Remember, facebook is about one thing, making money for Zuckerberg and now the shareholders.
AT ANY COST. Since Facebook is not a for-pay site like Match.com where you pay for basic functionality, nor an ecommerce site like amazon where it can take a cut of sales, it can only make money in one of two ways... displaying advertising to its userbase, or collecting information about its userbase to sell to advertisers.
It does both, of course. That, in and of itself, is not the problem; Google, Yahoo, Amazon, all also do the same thing. The problem is that they also have other revenue streams, Google has its search and ad businesses inhouse, Amazon has sales, and Yahoo has an almost insurmountable news delivery platform. Facebook has nothing but its social media content and a few patents. so it HAS to bang those two revenue sources as hard and often as it can.
Therefore it has to keep people on the site for as long as possible, and it has to keep them moving around the site and building up profile data as much as possible. How can it do this? particularly when it does not generate any content of its own like yahoo, nor sell things like amazon, nor provide info on the outside world like google? It does so by using
Skinner Box techniques. The like button is a fast reward system pioneered in Skinner's research, purpose designed to encourage short, quippy, memetic, reshareable content, because a lot of likes is equivalent to social acceptance, and social acceptance is a reward in itself. Phrases like #yolo and icebucket challenge and nipslip were all but unheard ten years ago. In that time, long form communications still ruled. Chat rooms and message boards reigned supreme.
Then Zuckerberg came along. overnight Facebook and small-factor clones like tumblr and reditt began to put a premium on skinner-box techniques. Why? Why encourage this meme-heavy behavior?

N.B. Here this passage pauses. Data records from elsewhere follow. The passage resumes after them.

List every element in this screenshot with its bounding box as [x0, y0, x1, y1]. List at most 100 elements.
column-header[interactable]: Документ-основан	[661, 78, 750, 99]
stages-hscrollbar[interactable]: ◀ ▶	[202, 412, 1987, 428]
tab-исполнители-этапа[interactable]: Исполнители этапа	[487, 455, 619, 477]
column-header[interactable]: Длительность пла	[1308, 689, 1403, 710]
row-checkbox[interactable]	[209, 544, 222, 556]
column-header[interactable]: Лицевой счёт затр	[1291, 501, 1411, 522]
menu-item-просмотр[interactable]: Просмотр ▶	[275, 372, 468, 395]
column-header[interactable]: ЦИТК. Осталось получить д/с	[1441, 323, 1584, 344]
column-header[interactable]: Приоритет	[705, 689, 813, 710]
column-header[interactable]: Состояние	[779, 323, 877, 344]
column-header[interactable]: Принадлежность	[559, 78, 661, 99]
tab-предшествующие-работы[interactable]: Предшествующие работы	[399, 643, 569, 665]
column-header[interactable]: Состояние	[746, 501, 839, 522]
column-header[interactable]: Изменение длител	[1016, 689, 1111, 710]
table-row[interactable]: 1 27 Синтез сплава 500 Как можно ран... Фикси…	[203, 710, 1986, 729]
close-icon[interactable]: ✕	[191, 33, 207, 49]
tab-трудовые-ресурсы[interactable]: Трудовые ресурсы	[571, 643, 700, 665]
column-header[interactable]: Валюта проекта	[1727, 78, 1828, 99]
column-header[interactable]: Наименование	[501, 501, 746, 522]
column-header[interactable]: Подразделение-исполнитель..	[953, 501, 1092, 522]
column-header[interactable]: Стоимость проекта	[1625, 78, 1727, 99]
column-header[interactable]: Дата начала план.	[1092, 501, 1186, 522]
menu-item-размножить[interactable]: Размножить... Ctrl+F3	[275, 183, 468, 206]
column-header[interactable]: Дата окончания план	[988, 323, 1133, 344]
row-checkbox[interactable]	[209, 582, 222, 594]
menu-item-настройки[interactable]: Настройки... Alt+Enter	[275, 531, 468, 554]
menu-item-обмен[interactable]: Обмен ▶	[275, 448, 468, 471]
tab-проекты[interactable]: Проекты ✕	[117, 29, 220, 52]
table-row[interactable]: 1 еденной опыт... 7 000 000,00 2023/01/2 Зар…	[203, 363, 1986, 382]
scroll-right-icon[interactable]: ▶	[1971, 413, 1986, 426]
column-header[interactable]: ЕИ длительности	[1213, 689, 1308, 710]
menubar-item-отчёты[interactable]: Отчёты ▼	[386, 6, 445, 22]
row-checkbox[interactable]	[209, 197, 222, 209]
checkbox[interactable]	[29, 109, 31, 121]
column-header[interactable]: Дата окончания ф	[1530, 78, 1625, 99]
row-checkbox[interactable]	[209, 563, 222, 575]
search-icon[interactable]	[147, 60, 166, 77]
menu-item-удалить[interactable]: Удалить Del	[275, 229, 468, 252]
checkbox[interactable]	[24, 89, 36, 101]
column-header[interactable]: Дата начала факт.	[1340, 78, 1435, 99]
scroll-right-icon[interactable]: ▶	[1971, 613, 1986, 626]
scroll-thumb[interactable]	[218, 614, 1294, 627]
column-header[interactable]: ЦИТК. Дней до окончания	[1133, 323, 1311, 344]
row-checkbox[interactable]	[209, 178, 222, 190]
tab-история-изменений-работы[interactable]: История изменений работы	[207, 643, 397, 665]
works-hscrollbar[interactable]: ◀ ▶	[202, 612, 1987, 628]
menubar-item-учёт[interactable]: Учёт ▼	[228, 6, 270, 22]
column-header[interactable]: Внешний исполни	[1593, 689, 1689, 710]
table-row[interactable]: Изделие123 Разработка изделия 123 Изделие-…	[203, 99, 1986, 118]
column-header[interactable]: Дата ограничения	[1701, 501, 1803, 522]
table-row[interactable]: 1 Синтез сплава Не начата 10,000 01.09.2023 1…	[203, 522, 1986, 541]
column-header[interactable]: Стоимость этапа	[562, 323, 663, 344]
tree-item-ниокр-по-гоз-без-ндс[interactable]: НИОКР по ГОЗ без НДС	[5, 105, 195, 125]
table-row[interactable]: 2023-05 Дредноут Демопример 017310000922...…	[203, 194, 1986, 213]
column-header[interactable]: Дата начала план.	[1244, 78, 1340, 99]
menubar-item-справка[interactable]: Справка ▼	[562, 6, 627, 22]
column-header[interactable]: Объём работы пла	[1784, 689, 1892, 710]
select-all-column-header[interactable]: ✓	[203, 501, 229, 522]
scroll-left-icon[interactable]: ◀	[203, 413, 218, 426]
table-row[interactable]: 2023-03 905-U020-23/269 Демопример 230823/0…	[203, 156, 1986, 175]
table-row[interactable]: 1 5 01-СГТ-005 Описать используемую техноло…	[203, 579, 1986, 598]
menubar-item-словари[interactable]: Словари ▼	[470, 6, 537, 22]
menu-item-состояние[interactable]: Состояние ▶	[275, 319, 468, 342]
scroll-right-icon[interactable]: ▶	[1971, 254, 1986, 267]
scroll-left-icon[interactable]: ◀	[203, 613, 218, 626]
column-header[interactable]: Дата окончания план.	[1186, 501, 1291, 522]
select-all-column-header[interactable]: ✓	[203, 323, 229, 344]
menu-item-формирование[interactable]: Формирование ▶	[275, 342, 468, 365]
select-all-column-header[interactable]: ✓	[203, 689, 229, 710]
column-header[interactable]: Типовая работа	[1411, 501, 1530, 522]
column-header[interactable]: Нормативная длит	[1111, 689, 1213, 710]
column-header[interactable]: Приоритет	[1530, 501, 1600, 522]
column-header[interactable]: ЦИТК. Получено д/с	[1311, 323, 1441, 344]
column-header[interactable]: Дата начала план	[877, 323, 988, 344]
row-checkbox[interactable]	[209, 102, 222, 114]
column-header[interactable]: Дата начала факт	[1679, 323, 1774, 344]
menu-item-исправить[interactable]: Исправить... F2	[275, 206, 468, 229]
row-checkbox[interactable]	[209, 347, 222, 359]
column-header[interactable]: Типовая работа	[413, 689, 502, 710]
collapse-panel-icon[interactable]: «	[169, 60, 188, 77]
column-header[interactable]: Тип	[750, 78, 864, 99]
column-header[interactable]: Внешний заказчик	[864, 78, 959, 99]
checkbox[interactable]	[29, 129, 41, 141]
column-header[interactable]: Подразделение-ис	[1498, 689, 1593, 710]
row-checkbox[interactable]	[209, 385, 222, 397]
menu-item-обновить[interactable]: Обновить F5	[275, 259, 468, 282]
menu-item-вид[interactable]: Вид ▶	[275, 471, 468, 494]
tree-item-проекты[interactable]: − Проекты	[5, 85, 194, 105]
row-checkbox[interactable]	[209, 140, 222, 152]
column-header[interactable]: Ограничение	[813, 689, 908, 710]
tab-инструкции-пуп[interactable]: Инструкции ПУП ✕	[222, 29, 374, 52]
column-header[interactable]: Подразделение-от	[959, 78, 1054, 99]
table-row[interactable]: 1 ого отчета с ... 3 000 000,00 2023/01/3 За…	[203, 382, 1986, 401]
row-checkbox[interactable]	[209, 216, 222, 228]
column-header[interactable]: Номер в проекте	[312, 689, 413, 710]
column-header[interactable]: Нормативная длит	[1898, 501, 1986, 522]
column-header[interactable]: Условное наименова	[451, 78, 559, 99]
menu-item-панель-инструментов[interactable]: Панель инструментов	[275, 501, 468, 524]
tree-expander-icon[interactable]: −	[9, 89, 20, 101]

It's highly profitable... you move people around your service quickly searching for more likes to see and more things to get liked by others, and with each click on your site, or on another site tied into your system (facebook sign-in, likes on third party sites, digs, redits, upvotes, etc) you gain more saleable information about people doing the clicking. You also show them a barrage of advertising, particularly in highly trafficked areas, and each click of those ads, or even each non-click view, generates ad revenue. All of this is done without you generating one whit of actual content beyond the platform itself.
In this carefully structured environment, certain types of users, archetypes, are key. You must have
content generators... CNN, National Geographic, Microsoft, etc... companies who are willing to post their material to Facebook, also for free. You must also have
engagers; people who say to the rest of the world "come and look at this thing I have found and liked." And you must also have
conversation drivers who will keep people coming back to the discussion and thus keep down the need for the first two types of people who are more difficult to procure and retain to the site. Unfortunately for us normal, level-headed types, the most effective conversation drivers are trolls like Randal, or SlickNickShady, or dozens of others. They have
sociopathic personalities that generate joy from the suffering and discomfort of others, and psychological tools that make them very accomplished at eliciting those responses. A troll can whip up, in just two or three posts, an internet argument (just like this one here) which will roll on for days without any further input, a roiling conversation with little actual merit or point, because a calm and reasoned discussion usually ends within a few posts as people go "yeah, guess you were right."
So... if a conversation driver is key to maintaining site activity (is profitable), and a troll is a conversation driver.... then a troll, ipso facto, is profitable to facebook and other companies of its ilk. And then encouraging them and their behaviors is also profitable. So it is quite literally in Facebook's best interest to encourage behavior You and I see as insane (clinical sociopathy exercised by internet trolls) in order to turn a profit. Because insanity drives traffic, and traffic drives profits, and encouraging more people to fall into the insane skinner box trap is encouraging more profit.